What makes laser injuries especially insidious is their delayed onset. Exposure rarely causes immediate pain. Vision may deteriorate gradually over days, making it difficult to recognise when damage has occurred. This delayed onset of symptoms not only obscures the initial danger but may also prolong exposure.

Reflected laser beams compound the risk. Mirrors, metallic surfaces, and polished household items can redirect light unexpectedly. A seemingly harmless bounce off a fridge door or window could prove just as harmful as a direct beam. In such scenarios, individuals may not even be aware they are being exposed to harmful laser light until it is too late.

In recognition of these dangers, regulatory bodies like the U.S. Food and Drug Administration (FDA) have stepped in. The FDA mandates stringent standards for electronic products that emit radiation, including lasers. For children’s toys, the FDA strongly recommends Class 1 lasers the lowest hazard classification under international standards. These guidelines ensure that laser emissions remain at levels considered safe for incidental exposure.

However, market trends and consumer behaviour often outpace regulation. Laser pointers, originally designed for professional presentations, are now more powerful and widely available than ever. Though not intended for play, many end up in children’s hands, where they are used indiscriminately and without supervision. These devices can emit far more intense beams than toy-grade lasers, making them disproportionately dangerous.

The blurred line between pointer and plaything creates a vacuum of responsibility. As access increases and prices drop, so does the threshold for risk. A small, affordable device, marketed as a novelty, can carry the destructive power of medical-grade equipment.
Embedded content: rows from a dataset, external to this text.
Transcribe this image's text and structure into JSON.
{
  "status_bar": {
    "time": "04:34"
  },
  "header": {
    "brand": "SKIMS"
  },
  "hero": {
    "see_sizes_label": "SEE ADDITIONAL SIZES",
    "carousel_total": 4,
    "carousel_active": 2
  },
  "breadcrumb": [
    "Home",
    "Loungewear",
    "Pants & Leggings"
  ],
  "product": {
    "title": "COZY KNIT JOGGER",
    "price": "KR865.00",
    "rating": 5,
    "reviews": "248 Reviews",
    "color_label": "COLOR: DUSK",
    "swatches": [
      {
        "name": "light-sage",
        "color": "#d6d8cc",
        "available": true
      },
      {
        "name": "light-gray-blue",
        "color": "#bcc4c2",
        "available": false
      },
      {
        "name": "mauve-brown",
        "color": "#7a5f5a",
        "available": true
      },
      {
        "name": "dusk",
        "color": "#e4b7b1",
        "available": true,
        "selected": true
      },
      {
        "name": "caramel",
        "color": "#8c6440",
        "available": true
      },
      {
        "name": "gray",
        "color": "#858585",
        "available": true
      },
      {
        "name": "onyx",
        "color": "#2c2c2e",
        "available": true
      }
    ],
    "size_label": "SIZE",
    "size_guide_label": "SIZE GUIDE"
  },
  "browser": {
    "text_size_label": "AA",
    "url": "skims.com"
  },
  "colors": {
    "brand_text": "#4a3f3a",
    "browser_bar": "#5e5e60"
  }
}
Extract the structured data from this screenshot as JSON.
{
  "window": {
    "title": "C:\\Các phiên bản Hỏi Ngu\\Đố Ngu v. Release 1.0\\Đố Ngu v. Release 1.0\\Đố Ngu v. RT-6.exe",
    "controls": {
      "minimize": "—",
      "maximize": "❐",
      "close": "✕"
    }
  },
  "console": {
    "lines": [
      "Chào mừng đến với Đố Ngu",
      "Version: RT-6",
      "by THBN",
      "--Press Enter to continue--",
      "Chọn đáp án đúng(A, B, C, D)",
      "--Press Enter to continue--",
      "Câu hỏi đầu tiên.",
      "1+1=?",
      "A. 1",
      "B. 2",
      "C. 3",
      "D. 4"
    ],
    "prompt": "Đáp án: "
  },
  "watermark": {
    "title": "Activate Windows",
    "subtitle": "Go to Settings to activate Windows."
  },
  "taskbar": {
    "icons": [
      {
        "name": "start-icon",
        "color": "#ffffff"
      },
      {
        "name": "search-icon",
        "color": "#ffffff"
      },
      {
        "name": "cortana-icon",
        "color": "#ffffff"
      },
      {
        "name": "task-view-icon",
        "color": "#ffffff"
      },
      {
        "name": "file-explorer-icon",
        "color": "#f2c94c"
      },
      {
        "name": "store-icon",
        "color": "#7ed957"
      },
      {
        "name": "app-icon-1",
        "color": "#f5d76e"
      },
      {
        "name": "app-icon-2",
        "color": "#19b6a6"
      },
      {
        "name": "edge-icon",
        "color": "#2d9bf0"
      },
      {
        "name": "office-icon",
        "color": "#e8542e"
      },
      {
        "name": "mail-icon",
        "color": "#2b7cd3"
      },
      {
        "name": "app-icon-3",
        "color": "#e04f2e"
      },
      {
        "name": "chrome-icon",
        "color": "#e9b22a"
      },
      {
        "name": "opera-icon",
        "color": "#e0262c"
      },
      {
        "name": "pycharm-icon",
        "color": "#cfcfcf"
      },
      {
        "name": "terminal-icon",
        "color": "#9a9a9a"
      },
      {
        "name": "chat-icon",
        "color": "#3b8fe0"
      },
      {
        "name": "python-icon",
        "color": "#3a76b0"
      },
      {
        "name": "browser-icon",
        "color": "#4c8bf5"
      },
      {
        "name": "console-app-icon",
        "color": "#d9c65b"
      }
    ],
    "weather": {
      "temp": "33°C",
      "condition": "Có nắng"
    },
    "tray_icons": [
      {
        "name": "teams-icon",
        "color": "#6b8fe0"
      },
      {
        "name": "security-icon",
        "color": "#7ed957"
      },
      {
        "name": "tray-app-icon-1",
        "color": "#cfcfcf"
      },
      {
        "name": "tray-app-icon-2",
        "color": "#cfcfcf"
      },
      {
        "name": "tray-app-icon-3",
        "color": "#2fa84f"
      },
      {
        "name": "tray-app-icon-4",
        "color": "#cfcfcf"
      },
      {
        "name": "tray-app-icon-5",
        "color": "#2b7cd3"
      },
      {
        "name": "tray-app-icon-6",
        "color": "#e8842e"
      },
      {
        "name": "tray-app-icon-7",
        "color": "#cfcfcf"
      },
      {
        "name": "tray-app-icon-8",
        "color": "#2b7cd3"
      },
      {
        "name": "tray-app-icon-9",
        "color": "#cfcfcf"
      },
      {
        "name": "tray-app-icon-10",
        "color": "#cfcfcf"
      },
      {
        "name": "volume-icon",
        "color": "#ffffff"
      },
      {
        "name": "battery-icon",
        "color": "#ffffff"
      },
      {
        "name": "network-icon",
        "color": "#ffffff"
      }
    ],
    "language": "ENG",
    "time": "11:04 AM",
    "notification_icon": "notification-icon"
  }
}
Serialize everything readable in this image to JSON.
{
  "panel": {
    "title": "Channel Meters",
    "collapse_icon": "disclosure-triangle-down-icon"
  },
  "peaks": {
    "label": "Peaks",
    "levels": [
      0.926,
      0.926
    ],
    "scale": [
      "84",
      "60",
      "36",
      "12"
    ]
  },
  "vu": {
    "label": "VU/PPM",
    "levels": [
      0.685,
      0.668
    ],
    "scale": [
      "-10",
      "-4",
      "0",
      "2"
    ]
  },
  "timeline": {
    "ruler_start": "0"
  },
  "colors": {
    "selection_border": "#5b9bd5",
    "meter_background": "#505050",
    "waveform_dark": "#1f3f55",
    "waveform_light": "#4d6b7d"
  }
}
To mitigate these risks, certain precautions must be non-negotiable. Lasers should never be aimed at people or animals, no matter how innocuous the gesture may seem. The risk of accidental reflection or misdirected play is too great. Shining lasers at vehicles or aircraft is not only reckless but constitutes a serious federal offense in jurisdictions such as the United States, where it carries steep legal penalties.

In the case of breakage, laser toys should be disposed of properly, following environmental safety guidelines to avoid exposure to hazardous internal components. Importantly, high-powered laser pointers should never be purchased for children, nor allowed within their reach. Labels should be checked for power output, and any product lacking this information, or exceeding 5mW, should raise immediate concern.

If laser exposure is suspected to have caused an eye injury, immediate consultation with a healthcare professional is essential. Prompt intervention can help minimise long-term damage and, in some cases, preserve vision.

In sum, laser toys present a paradox: devices meant to entertain can also endanger. Their sleek packaging and colourful lights mask a capacity for serious harm. The decision to avoid them altogether may, in the end, be the safest course. Where such toys are already in the home, strict boundaries and vigilant supervision are essential.

Awareness, rooted in information, not fear, is the most effective safeguard. Safety often hides in fine print. Taking a moment to pause, read, and reflect can prevent years of regret.